Set the redirect type to HTTPS, HTTPS port to 443, and click OK.
Configure a status code caching rule to exclude 301 and 302 responses:
In the left-side navigation pane, select Cache Settings.
Configure a root directory cache rule with
/ 301=0, 302=0(cache time 0, meaning do not cache).
Perform a directory purge to clear the cached 301 responses on edge nodes:
In the left-side navigation pane, select Purge and Prefetch.
Select Directory Purge, enter
http://your-acceleration-domain/(make sure there are no spaces before or after the URL), and click Submit.
Note: If you are using a site builder such as Baota panel, the origin does not need to force HTTPS. Just ensure the CDN origin protocol matches the origin listening protocol.
CDN returns 404 but the origin server is normal
Symptom: Accessing resources through CDN returns 404, but direct access to the origin server works.
Possible Cause:
The origin server only has port 80 open (not port 443), but the CDN origin protocol is set to HTTPS.
The origin HOST is not correctly configured (when the origin is a domain name, the origin HOST should be set to the origin domain).
Old cache is not cleared.
Solution:
Confirm the protocol and port the origin server is listening on. If the origin only supports HTTP port 80, change the origin protocol to HTTP with port 80.
If the origin is a domain name, configure the origin HOST:
In the Origin HOST section, click Modify.
Turn on the origin HOST switch, set the domain type to Origin Domain, and select the corresponding domain from the origin list.
Perform a directory purge to clear the old cache.
Do I need to configure an SSL certificate on the origin server when the origin protocol is set to HTTPS?
It depends on your origin fetch configuration:
HTTPS origin fetch (port 443 or other HTTPS port): The CDN POP connects to the origin over HTTPS and validates the origin's SSL certificate. In this case, the origin server must have a valid SSL certificate configured; otherwise, the origin fetch connection will fail.
HTTP origin fetch (port 80 or other HTTP port): The CDN POP connects to the origin over HTTP and does not validate any origin certificate.
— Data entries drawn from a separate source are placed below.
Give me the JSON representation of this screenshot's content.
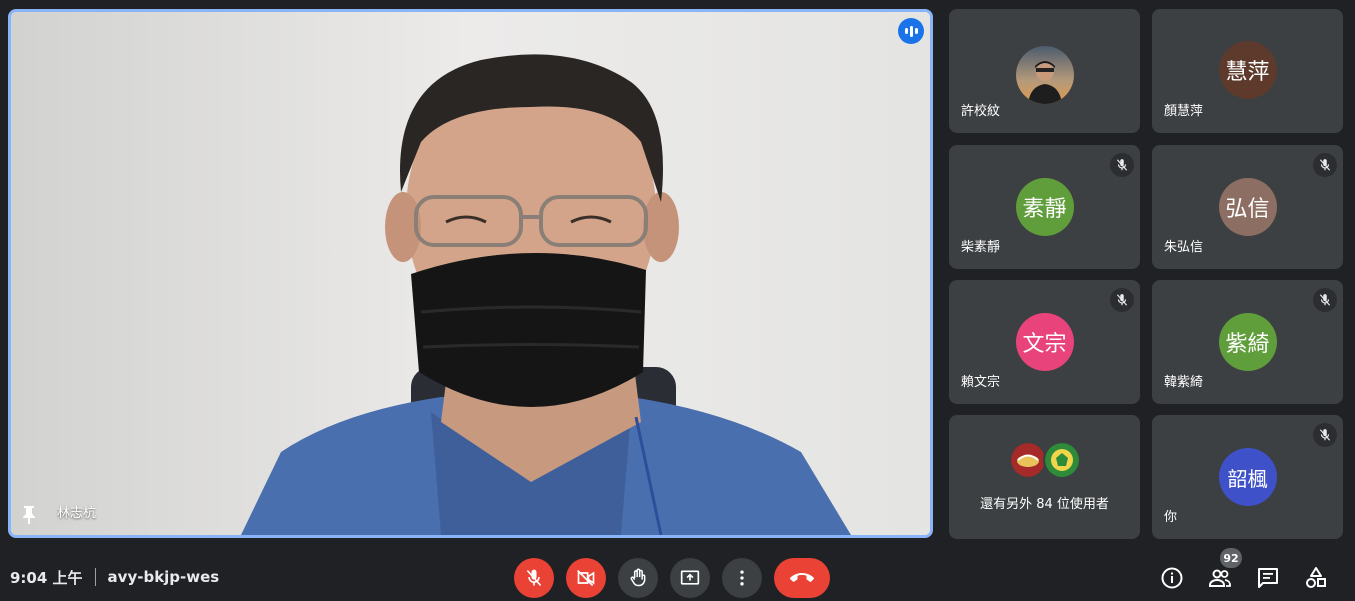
{
  "main": {
    "speaker_name": "林志杭",
    "speaking_indicator_color": "#1a73e8",
    "border_color": "#8ab4f8"
  },
  "tiles": [
    {
      "name": "許校紋",
      "avatar_text": "",
      "avatar_type": "photo",
      "muted": false
    },
    {
      "name": "顏慧萍",
      "avatar_text": "慧萍",
      "avatar_color": "#5d3a2c",
      "muted": false
    },
    {
      "name": "柴素靜",
      "avatar_text": "素靜",
      "avatar_color": "#5f9e3a",
      "muted": true
    },
    {
      "name": "朱弘信",
      "avatar_text": "弘信",
      "avatar_color": "#8d6e63",
      "muted": true
    },
    {
      "name": "賴文宗",
      "avatar_text": "文宗",
      "avatar_color": "#e8437a",
      "muted": true
    },
    {
      "name": "韓紫綺",
      "avatar_text": "紫綺",
      "avatar_color": "#5f9e3a",
      "muted": true
    },
    {
      "name": "你",
      "avatar_text": "韶楓",
      "avatar_color": "#3f51c9",
      "muted": true
    }
  ],
  "others": {
    "label": "還有另外 84 位使用者"
  },
  "bottom": {
    "time": "9:04 上午",
    "meeting_code": "avy-bkjp-wes",
    "participant_count": "92"
  },
  "icons": {
    "mic": "mic-off-icon",
    "camera": "videocam-off-icon",
    "hand": "raise-hand-icon",
    "present": "present-screen-icon",
    "more": "more-vert-icon",
    "hangup": "call-end-icon",
    "info": "info-icon",
    "people": "people-icon",
    "chat": "chat-icon",
    "activities": "activities-icon"
  }
}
In this case, the origin server does not need an SSL certificate — you only need to maintain the certificate for the acceleration domain on the CDN side.
Recommendation: If you only need HTTPS encryption between the client and the CDN POP, and the network between the CDN POP and the origin is trusted, you can switch the origin protocol to HTTP. This simplifies origin server management by requiring certificate maintenance only on the CDN side.
What should I do if origin fetch fails when using "Follow" mode and the origin does not support HTTPS?
Explanation: In Follow mode, the CDN origin protocol matches the client access protocol — when the client uses HTTP, CDN fetches via HTTP; when the client uses HTTPS, CDN fetches via HTTPS. If your origin server does not support HTTPS, when a client accesses CDN via HTTPS, the CDN attempt to fetch via HTTPS will fail.
Solutions:
Option 1: Change the origin protocol from Follow to HTTP.
In the Origin Protocol Policy section, click Modify.
Change the redirect type to HTTP and click OK.
This ensures CDN always uses HTTP for origin fetch regardless of the client protocol.
Option 2: Configure an SSL certificate on the origin server to enable HTTPS support.